From an aesthetics standpoint, the NH-D15 does appear more pleasing to the eye through its wider shape. However, it is still a fairly hefty cooler and will cover up a lot of your motherboard’s real estate. Also, the burgundy fans are not for everyone and this colour scheme will clash with a number of rigs. As I have mentioned in a previous Noctua review, these fans go beautifully with a white chassis. If you only care about pure performance then this complaint can be ignored. I would urge Noctua to rethink about its colour scheme given the amount of consumers now investing in modding and colour coordination. Having a customizable set of fans like the Corsair SP120s should yield greater sales figures.

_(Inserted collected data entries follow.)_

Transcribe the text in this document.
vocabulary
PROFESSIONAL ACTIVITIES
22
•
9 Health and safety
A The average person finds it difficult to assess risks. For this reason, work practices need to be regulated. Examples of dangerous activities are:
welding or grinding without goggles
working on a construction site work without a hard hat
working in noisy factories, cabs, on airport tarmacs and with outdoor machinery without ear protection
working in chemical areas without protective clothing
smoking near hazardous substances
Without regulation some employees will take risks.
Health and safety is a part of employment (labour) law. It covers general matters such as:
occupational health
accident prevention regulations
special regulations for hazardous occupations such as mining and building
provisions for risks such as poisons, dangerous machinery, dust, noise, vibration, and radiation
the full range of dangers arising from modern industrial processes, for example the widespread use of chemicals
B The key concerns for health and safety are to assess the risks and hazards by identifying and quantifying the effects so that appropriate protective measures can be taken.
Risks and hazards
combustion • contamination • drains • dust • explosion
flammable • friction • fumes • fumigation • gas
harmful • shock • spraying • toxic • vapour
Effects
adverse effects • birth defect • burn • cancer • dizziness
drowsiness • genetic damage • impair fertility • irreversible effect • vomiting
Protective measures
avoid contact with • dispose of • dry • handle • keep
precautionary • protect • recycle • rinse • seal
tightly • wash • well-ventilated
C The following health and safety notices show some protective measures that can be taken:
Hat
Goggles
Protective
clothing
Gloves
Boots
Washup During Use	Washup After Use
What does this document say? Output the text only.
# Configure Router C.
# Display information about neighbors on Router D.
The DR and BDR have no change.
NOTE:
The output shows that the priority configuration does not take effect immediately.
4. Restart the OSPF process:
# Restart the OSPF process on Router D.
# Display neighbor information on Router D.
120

Conclusion – Is It Worth Your Money?
The Noctua NH-D15 is a exemplary CPU heatsink which tames the hot Haswell (1150) chipset whilst being virtually silent. However, please be aware of the silicon lottery which means your chip may perform better or worse than mine. Noctua is so confident in this product that they offer a 6 year warranty. This offers you peace of mind in comparison to Water Cooling alternatives. The only drawback is the PCI-E issue but I suppose it’s the lesser of two evils because there is now widespread RAM support. The NH-D15 is a fantastic investment and worth every penny.